Let's say we have this situation
std::string v_1()
{
return "name";
}
std::string test = v_1();
Is RVO applied here? I think that the answer is no, because one the rules to apply RVO is: "If a function returns a class type by value, and the return statement's expression is the name of a non-volatile object with automatic storage duration, which isn't the function parameter, or a catch clause parameter, and which has the same type (ignoring top-level cv-qualification) as the return type of the function, then copy/move is omitted" And in this situation the object returned does not have the same type of the return type of the function, but I'm not 100% that RVO is not applied here.
Thank you very much.
PS. On this talk https://www.youtube.com/watch?v=AKtHxKJRwp4 (minute 40, second 18) Stephan, from Microsoft, talks about a situation where RVO cannot be applied because the return type of the function is different than the type of the returned object (in his example a tuple vs a pair). I think that the same principle applies here.

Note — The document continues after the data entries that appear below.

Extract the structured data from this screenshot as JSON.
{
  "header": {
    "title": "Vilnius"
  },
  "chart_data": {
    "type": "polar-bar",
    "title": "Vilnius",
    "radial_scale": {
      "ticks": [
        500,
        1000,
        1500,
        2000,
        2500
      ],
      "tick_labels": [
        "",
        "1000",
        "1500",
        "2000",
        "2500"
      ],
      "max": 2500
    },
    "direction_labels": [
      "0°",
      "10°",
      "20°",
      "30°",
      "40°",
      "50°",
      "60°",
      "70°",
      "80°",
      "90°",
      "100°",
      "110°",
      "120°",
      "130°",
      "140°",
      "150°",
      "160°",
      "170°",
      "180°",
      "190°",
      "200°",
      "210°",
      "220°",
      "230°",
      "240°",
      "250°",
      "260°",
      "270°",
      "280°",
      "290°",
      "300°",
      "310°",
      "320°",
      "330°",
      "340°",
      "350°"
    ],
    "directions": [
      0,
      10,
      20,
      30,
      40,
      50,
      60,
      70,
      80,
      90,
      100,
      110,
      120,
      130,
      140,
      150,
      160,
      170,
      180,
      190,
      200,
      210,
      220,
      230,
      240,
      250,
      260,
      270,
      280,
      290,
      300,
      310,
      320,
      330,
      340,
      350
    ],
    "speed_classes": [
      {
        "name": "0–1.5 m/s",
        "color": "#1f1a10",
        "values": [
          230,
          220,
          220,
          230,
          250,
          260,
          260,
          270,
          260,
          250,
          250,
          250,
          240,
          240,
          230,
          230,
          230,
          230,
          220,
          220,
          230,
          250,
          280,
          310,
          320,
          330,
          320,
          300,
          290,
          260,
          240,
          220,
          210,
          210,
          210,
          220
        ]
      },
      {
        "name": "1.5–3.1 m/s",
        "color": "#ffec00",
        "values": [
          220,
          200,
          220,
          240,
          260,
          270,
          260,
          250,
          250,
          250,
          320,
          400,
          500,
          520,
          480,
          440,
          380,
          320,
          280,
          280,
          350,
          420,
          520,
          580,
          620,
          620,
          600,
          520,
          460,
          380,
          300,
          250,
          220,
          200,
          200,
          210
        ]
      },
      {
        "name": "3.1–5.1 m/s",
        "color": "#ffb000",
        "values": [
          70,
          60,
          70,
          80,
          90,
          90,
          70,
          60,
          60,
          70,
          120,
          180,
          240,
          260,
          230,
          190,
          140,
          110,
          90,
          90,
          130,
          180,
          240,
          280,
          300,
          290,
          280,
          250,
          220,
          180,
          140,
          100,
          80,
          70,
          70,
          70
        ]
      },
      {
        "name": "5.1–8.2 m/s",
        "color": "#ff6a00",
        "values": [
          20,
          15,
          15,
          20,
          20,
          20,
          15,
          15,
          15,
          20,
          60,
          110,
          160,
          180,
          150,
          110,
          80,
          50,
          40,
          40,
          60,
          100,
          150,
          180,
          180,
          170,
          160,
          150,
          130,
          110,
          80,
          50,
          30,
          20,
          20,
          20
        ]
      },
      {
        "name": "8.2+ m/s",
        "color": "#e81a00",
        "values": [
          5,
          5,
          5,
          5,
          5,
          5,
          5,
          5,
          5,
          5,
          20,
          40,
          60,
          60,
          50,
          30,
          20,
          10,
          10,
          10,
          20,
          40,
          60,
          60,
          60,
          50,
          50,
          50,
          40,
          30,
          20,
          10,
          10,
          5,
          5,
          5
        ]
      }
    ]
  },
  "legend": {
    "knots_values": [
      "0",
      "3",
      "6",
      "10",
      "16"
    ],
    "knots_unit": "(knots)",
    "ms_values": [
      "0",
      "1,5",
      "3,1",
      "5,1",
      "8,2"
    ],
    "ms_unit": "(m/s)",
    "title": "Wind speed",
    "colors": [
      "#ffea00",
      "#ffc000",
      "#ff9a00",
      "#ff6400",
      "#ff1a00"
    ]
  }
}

I think you are confusing NRVO with RVO.
NRVO - Named return value optimizationRVO - (unnamed) return value optimizationNRVO involves a named variable whereas RVO involves unnamed temporaries that are constructed in the return statement.
The example on the video is NRVO where the named object obviously can't be constructed on the caller stack when the types are different because there has to exist one object of one type in the function's stack and another object of the other type on the caller's stack.
Your example is RVO where you are not using a pre-constructed named object. In your code you are constructing a temporary object as a return value. Because it is a temporary the rule you quoted does not apply.
According to the C++11 standard I see no reason why RVO can not occur:
12.8 Copying and moving class objects [ class.copy ] ... 31 ...
-- when a temporary class object that has not been bound to a reference (12.2) would be copied/moved to a class object with the same cv-unqualified type, the copy/move operation can be omitted by constructing the temporary object directly into the target of the omitted copy/move
By returning a char array a temporary std::string is constructed and that is what gets returned to the caller.